When Shamsky slipped to .197/.274/.293 for the 1967 Reds, he found himself the subject of a post-season trade to the New York Mets for Bob Johnson. After a .238/.292/.406 season with good pop but not enough times on base, Art began the 1969 campaign with the Tidewater Tides. After four homers in 11 games there, he was called back and hit .300/.375/.488 (139 OPS+) as a key contributor to the Miracle Mets. He hit .538 in the first National League Championship Series and led the NLCS with seven hits.

Art was in the starting lineup for Game 3 of the 1969 World Series on his birthday. This would be his only start ever in a World Series game. Shamsky went hitless in six times at bat in the Series, but the Mets defeated the Orioles, four games to one.

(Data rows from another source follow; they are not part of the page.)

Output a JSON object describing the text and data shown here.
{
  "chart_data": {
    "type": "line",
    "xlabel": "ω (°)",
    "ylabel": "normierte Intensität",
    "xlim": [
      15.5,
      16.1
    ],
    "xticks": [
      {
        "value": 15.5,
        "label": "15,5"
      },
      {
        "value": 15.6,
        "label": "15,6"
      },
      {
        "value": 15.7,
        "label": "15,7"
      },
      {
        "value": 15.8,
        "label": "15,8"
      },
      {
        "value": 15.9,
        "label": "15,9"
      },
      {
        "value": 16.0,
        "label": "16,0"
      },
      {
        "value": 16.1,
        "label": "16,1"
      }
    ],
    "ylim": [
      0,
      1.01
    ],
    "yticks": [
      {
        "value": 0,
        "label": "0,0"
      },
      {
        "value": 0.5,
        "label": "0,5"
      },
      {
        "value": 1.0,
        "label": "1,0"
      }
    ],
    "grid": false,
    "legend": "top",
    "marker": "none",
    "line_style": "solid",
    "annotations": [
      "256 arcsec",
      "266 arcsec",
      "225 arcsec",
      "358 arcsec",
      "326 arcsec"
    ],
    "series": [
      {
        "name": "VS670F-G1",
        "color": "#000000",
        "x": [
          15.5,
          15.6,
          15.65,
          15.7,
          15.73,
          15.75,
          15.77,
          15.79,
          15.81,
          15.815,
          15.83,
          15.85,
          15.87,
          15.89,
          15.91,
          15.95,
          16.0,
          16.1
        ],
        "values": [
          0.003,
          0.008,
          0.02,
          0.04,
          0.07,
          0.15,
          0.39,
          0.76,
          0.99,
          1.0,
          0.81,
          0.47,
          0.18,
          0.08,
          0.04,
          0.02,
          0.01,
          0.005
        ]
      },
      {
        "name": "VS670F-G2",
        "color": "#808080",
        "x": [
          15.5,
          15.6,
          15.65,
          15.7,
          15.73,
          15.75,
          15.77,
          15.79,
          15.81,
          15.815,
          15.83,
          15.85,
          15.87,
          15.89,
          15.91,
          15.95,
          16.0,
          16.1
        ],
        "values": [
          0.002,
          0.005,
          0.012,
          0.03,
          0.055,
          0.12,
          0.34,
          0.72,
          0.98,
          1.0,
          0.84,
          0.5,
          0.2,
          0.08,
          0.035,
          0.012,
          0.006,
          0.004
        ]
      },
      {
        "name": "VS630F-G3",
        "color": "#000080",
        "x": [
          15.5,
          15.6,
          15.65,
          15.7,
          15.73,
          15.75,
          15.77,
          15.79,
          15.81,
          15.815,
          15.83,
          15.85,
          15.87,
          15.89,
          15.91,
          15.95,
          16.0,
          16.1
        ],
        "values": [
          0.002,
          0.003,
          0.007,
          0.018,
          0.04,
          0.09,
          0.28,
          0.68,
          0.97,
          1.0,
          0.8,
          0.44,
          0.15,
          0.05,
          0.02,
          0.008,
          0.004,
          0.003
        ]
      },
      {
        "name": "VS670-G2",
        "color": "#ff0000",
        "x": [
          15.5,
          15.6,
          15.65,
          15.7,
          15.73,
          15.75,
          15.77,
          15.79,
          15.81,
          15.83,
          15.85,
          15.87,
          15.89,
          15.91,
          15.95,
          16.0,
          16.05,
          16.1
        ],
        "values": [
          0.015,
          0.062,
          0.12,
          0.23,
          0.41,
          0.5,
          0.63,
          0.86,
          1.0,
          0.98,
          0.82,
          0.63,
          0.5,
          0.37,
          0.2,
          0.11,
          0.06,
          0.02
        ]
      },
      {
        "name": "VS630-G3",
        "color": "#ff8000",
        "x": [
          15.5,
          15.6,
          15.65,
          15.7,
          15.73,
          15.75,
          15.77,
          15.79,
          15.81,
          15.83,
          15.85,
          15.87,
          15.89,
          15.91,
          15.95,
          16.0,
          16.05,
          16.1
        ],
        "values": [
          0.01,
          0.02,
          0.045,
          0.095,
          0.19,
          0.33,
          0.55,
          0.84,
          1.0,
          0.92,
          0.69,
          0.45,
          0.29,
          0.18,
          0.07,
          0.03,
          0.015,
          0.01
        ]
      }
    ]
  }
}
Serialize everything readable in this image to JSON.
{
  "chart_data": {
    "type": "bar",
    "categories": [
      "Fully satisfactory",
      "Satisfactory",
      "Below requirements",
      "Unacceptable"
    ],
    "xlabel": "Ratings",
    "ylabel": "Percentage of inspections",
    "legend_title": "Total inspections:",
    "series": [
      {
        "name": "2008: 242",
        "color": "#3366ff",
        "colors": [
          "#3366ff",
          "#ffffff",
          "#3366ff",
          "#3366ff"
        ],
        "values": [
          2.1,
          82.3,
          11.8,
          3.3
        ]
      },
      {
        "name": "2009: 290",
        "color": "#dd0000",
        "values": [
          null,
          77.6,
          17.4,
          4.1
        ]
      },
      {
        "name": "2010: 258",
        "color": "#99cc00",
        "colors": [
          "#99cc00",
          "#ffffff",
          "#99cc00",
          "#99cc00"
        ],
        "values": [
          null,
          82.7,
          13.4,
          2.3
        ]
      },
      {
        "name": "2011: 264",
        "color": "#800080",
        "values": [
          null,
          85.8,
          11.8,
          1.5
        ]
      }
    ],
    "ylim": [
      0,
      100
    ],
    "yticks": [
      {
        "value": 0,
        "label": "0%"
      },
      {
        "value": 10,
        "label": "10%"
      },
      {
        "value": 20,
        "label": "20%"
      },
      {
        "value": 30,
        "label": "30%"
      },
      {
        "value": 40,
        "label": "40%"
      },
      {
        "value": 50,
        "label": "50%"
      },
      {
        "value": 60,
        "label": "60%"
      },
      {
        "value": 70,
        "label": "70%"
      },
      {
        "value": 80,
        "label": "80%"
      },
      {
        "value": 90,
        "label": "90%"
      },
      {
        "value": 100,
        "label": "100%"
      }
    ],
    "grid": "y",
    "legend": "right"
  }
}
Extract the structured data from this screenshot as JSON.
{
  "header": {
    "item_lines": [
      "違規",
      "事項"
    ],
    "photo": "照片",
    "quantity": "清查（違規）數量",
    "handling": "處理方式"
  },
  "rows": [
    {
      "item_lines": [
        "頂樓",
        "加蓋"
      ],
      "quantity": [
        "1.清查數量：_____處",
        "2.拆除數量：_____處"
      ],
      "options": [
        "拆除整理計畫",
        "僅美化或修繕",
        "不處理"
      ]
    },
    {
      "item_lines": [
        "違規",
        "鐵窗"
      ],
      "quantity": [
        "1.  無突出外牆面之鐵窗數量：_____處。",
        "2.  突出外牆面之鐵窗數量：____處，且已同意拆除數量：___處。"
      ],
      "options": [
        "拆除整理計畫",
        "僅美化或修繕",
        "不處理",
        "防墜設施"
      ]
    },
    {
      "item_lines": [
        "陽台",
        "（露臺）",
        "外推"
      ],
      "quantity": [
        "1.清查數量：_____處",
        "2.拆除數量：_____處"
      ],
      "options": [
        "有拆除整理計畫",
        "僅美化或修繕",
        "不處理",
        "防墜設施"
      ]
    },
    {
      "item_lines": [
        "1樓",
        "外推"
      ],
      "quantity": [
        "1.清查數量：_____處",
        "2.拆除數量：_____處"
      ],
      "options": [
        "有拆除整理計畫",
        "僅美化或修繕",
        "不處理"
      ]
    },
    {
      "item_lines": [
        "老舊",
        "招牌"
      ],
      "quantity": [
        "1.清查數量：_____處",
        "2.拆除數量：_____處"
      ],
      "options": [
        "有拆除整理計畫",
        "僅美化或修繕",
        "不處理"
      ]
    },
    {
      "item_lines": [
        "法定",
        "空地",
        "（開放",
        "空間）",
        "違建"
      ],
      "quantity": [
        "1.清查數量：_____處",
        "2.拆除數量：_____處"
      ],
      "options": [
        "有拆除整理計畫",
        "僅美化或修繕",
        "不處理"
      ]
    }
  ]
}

At age 28, Art contributed a solid .293/.371/.432 (115 OPS+) as a 1B/RF in 1970. He slipped to .185/.299/.370 in 1971, still drawing walks and hitting homers but no longer making enough contact to maintain a regular role. Traded to the St. Louis Cardinals as part of a 8-player exchange, the declining player (limited by back problems) was released by the Cards in April 1972. Picked up by the Chicago Cubs, he was just 2 for 16 with Chicago but hit .266/~.434/.609 in 26 games for the Wichita Aeros, showing he could still crush AAA pitching at least, drawing 19 walks and homering six times. On June 28, his contract was purchsed by the Oakland A's and he went 0 for 7 for Oakland, with one walk, never playing a game in the field for them. With the back problems and declining production, Shamsky retired after 13 years in pro baseball, 170 homers and a World Series ring. His career OPS+ of 110 was perfectly respectable for a backup OF-1B and top bench threat.

After retiring, Art worked as a consultant for a real estate investment firm in New York, NY and was a radio and television broadcaster for the New York Mets in 1980 and 1981. He also owned a restaurant in New York.

In 2007, Shamsky was hired to manage in the first year of the Israel Baseball League.